Depuis le 1er avril dernier, en vertu d’un accord passé avec la mairie de Paris, Airbnb est tenu d’envoyer un email aux utilisateurs susceptibles de dépasser la limite légale de mise en location d’un logement – quatre mois par an selon la réglementation actuelle. Sans contrôle ni sanction, cet accord « poudre aux yeux » montre la férocité de la plateforme numérique et sa volonté de protéger ses utilisateurs : l’entreprise californienne ne fait pas grand cas du respect de la réglementation et encore moins du bien-être des habitants des villes dans lesquelles la société s’est implantée. Le site propose aujourd’hui 300 000 logements dans 34 000 villes de 192 pays.

« Plus de touristes que de locataires »

Avec plus de 60 000 offres de locations dans Paris et sa proche banlieue, la capitale française est le premier marché d’Airbnb dans le monde. Une place de leader loin de contenter tout le monde : le ras-le-bol est palpable chez les habitants, qui se sentent particulièrement lésés par cette ponction de l’offre locative. L’étude sur « l’impact des plateformes de locations meublées sur la vie des Parisiens », réalisée par l’institut Harris Interactive pour l’Association pour un hébergement et un tourisme professionnels (AhTop), montre que 48 % des sondés considèrent que la location d’un logement en ligne a des conséquences négatives, en termes de sécurité (65 %) aussi bien que de nuisances sonores (60 %). Par ailleurs, 62 % d’entre eux souhaitent que la copropriété puisse donner son accord à de telles locations. Pour Jean-Bernard Falco, Président de l’AhTop, « cette étude montre bien que les citoyens souhaitent que les règles soient les mêmes pour tous et qu’elles soient appliquées. Si 28 % des Parisiens estiment que ces pratiques sont le fait majoritairement ou à part égale de professionnels, ils sont 90 % à réclamer que les revenus dégagés par cette activité soient imposables que ce soit dès le 1er euro (35 %) ou à partir d’un certain seuil (55 %) ». 

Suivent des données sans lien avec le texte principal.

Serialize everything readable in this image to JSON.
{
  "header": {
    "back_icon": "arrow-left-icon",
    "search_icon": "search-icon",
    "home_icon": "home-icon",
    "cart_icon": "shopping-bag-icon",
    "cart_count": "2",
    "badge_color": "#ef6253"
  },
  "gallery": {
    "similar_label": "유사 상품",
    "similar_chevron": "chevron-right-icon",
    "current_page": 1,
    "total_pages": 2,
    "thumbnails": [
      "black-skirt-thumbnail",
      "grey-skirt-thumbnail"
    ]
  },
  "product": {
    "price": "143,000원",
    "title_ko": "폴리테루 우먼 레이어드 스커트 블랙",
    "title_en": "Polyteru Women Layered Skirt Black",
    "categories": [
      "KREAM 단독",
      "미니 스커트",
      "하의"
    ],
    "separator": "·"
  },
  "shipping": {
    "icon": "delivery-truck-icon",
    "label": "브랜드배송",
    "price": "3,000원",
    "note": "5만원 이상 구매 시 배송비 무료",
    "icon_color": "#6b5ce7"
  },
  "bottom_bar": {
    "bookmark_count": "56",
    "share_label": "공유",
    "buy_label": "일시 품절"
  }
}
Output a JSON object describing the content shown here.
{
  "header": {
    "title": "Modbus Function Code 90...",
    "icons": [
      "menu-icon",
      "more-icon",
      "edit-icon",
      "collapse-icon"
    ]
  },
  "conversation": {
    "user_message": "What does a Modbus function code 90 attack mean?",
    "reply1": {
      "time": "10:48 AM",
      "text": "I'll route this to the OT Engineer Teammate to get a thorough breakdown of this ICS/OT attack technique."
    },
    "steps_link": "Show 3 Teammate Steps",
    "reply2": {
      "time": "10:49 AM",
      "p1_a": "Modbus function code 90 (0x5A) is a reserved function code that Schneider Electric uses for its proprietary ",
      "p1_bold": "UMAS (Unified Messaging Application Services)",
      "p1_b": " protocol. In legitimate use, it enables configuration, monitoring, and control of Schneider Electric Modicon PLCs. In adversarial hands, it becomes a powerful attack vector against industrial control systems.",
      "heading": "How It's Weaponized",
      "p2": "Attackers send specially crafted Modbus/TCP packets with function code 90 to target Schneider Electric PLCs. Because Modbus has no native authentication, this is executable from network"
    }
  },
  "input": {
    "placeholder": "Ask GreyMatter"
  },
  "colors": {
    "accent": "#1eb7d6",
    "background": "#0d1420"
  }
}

Si Paris transige encore avec Airbnb, Outre-Rhin le ton s’est durci. La municipalité berlinoise vient d’interdire la location de logement entier via Airbnb, sauf autorisation spéciale. Les touristes ne pourront dorénavant louer qu’une chambre dans un appartement ou une maison. Le secrétaire d’Etat au logement, Engelbert Lütke Daldrup, évalue à 10 000 le nombre de logements qui ont été retirés du marché traditionnel au profit de la location touristique. Selon lui, « dans certains immeubles, on trouve plus de touristes que de locataires ». Les propriétaires qui ne respecteraient pas cette nouvelle législation risquent une amende allant jusqu’à 100 000 euros. Un moyen de lutter contre l’enrichissement des propriétaires au détriment des locataires réguliers qui ne sont pas prêts à débourser les mêmes sommes que les touristes de passage, mais sans pour autant priver les habitants de cette possibilité d’arrondir leurs fins de mois. Un bon moyen aussi de revenir à la philosophie initiale de la plateforme, entre dépanne, rencontres et économie collaborative. Toujours selon Engelbert Lütke Daldrup, si Berlin a « construit 12 000 logements neufs en 2015 […] ce n’est pas pour qu’Airbnb réduise [les] efforts à néant ».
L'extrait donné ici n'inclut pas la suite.